Glaube das ist die größte Sünde,wenn Mitarbeiter nur zu emotionslosen Marionette n werden .
Das ist der einzig richtige Weg.
Wenn ich schon für Projekte mit externe Dienstleister ins Haus holen, dann solle das auch in Zusammenarbeit mit den eigenen Leuten geschehen und nicht parallel zu denen.
Die externe Dienstleister haben einen Projektauftrag, da steht drin, was die zu tun haben, wie lange Zeit die haben und wieviel Geld die bekommen ( und die bekommen verdammt viel Geld ) - die liefern ab und und sind dann weg.
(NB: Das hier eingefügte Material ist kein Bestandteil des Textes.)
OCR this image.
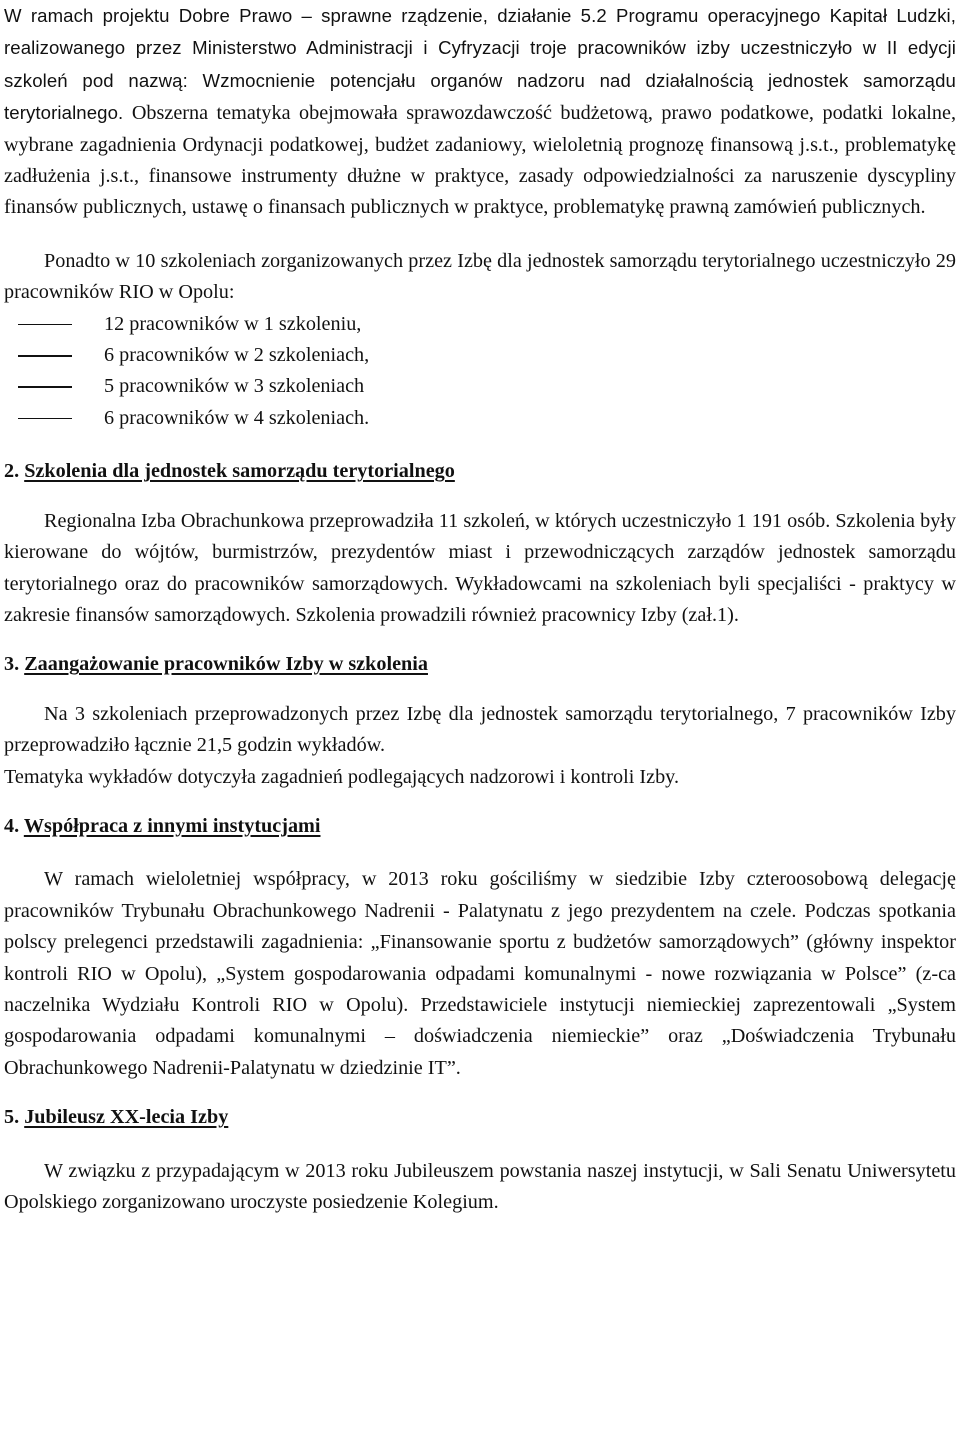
W ramach projektu Dobre Prawo – sprawne rządzenie, działanie 5.2 Programu operacyjnego Kapitał Ludzki, realizowanego przez Ministerstwo Administracji i Cyfryzacji troje pracowników izby uczestniczyło w II edycji szkoleń pod nazwą: Wzmocnienie potencjału organów nadzoru nad działalnością jednostek samorządu terytorialnego. Obszerna tematyka obejmowała sprawozdawczość budżetową, prawo podatkowe, podatki lokalne, wybrane zagadnienia Ordynacji podatkowej, budżet zadaniowy, wieloletnią prognozę finansową j.s.t., problematykę zadłużenia j.s.t., finansowe instrumenty dłużne w praktyce, zasady odpowiedzialności za naruszenie dyscypliny finansów publicznych, ustawę o finansach publicznych w praktyce, problematykę prawną zamówień publicznych.

Ponadto w 10 szkoleniach zorganizowanych przez Izbę dla jednostek samorządu terytorialnego uczestniczyło 29 pracowników RIO w Opolu:

12 pracowników w 1 szkoleniu,
6 pracowników w 2 szkoleniach,
5 pracowników w 3 szkoleniach
6 pracowników w 4 szkoleniach.
2. Szkolenia dla jednostek samorządu terytorialnego

Regionalna Izba Obrachunkowa przeprowadziła 11 szkoleń, w których uczestniczyło 1 191 osób. Szkolenia były kierowane do wójtów, burmistrzów, prezydentów miast i przewodniczących zarządów jednostek samorządu terytorialnego oraz do pracowników samorządowych. Wykładowcami na szkoleniach byli specjaliści - praktycy w zakresie finansów samorządowych. Szkolenia prowadzili również pracownicy Izby (zał.1).

3. Zaangażowanie pracowników Izby w szkolenia

Na 3 szkoleniach przeprowadzonych przez Izbę dla jednostek samorządu terytorialnego, 7 pracowników Izby przeprowadziło łącznie 21,5 godzin wykładów.

Tematyka wykładów dotyczyła zagadnień podlegających nadzorowi i kontroli Izby.

4. Współpraca z innymi instytucjami

W ramach wieloletniej współpracy, w 2013 roku gościliśmy w siedzibie Izby czteroosobową delegację pracowników Trybunału Obrachunkowego Nadrenii - Palatynatu z jego prezydentem na czele. Podczas spotkania polscy prelegenci przedstawili zagadnienia: „Finansowanie sportu z budżetów samorządowych” (główny inspektor kontroli RIO w Opolu), „System gospodarowania odpadami komunalnymi - nowe rozwiązania w Polsce” (z-ca naczelnika Wydziału Kontroli RIO w Opolu). Przedstawiciele instytucji niemieckiej zaprezentowali „System gospodarowania odpadami komunalnymi – doświadczenia niemieckie” oraz „Doświadczenia Trybunału Obrachunkowego Nadrenii-Palatynatu w dziedzinie IT”.

5. Jubileusz XX-lecia Izby

W związku z przypadającym w 2013 roku Jubileuszem powstania naszej instytucji, w Sali Senatu Uniwersytetu Opolskiego zorganizowano uroczyste posiedzenie Kolegium.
Wenn dann aber das Projekt von den eigenen Leute weiter betrieben werden muss, die aber nur einen Stapel Dokumentation vorgesetzt bekommen, ist das ganze schon für die Tonne und das Geld für externe Dienstleister verbrannt. Dann hast ein neues System / Service da stehen aber die Leuten brauchen erst mal 3 Monate sich einzuarbeiten, dann hast als Unternehmen schon versagt und zahlst drauf.
Das hab ich bei Vodafone leider mehrfach erlebt, ich hoffe, die haben mal draus gelernt.
Wenn du die Leute aber vom ersten Tag mit einbindest, können die sich direkt mit einarbeiten, KnowHow abgreifen und wissen was los ist und können am Tag 1 das neue System / Service ordentlich betreiben - gut für die Mitarbeiter und vor allen gut für Unternehmen.